Reviewing a list of these challenges in his speech to the 67th Assembly’s General Debate, Mr. Kim noted “with great satisfaction that the United Nations is becoming a more accountable and trusted international organization under the prominent leadership of Secretary-General Ban Ki-moon.”

He hailed the UN Conference on Sustainable Development (Rio+20), held in Brazil in June, as “a crucial step forward,” calling its outcome document – in which countries renewed their political commitment to sustainable development, including the development of a strategy for sustainable development financing – a substantial advancement for sustainable development.

“The task before us now is to capitalize on our achievements thus far and exert even greater efforts on follow-up actions such as developing sustainable development goals, strengthening the institutional framework and mobilizing finance,” he said, adding that investment in education is at the heart of effective development.

Turning to international affairs, Mr. Kim voiced alarm at the great number of civilian deaths and “gross violations of human rights” in Syria, where over 18,000 people have been killed since an anti-government uprising erupted 18 months ago. He pledged that his country “will stand by the Syrian people through this timer of suffering together with the international community.”
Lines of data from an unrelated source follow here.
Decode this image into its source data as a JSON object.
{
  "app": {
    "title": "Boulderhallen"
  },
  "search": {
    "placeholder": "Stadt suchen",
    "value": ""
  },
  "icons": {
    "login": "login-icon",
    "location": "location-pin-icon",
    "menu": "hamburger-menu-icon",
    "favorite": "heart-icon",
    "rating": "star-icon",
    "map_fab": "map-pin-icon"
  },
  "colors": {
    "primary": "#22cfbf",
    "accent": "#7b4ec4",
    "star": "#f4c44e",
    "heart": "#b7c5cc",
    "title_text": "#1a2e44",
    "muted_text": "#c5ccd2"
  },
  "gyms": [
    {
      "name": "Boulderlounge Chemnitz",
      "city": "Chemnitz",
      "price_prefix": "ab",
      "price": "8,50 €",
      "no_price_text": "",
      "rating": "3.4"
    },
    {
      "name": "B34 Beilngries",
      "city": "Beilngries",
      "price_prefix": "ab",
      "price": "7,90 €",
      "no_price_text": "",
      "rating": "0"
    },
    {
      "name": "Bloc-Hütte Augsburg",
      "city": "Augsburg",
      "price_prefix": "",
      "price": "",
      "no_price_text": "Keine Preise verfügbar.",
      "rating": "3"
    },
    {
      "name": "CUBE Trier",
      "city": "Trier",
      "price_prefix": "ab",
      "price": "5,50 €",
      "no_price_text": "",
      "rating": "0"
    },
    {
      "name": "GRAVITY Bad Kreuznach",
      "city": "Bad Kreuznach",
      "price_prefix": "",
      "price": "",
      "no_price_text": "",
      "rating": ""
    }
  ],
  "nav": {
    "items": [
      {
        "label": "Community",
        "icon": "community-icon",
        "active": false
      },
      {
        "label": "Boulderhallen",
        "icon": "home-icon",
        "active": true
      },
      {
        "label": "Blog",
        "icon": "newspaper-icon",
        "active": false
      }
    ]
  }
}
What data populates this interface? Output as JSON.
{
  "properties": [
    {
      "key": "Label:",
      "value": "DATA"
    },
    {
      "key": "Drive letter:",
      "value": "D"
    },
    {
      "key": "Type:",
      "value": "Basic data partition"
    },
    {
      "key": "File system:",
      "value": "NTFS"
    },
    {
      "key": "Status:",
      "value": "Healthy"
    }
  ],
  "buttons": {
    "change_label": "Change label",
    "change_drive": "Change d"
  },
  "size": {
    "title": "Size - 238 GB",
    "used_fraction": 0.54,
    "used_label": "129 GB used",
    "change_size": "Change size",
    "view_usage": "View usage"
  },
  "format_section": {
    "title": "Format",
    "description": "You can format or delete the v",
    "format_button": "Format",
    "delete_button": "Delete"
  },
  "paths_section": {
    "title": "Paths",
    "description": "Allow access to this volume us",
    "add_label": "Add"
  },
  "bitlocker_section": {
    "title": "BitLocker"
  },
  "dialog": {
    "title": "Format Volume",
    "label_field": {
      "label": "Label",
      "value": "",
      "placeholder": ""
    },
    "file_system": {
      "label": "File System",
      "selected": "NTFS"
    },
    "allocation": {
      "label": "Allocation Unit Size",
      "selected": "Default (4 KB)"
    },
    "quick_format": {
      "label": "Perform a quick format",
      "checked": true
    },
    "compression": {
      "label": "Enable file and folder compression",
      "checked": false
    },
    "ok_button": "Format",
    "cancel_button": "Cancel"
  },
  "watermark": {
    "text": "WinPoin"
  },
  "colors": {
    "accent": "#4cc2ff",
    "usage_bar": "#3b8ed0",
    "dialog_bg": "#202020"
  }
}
He called on the UN and its Member States to make the utmost efforts to put an end sexual violence against women, especially in time of war.

Discussing nuclear proliferation, Mr. Kim said the Democratic People’s Republic of Korea (DPRK) continued to pose a threat not only to the security of the Korean Peninsula and Northeast Asia “but indeed to the very basis of the international non-proliferation regime” with its nuclear and missile programmes. He cited the DPRK’s launching of a long-range missile in April.

“We urge with concern that the DPRK should take concrete measures aimed at denuclearization which will open an avenue to improving the livelihood of its people,” he said. “At the same time, we sincerely hope that the DPRK should listen to the international community’s call for the improvement of its human rights situation, as repeatedly affirmed in the relevant UN resolutions.”

Other topics mentioned in his statement to the Assembly included the Republic of Korea’s hopes for a non-permanent seat on the Security Council during its 2013-2014 term.

The Foreign Minister is one of scores of world leaders and other high-level officials presenting their views and comments on issues of individual national and international relevance at the Assembly’s General Debate, which ends on 1 October.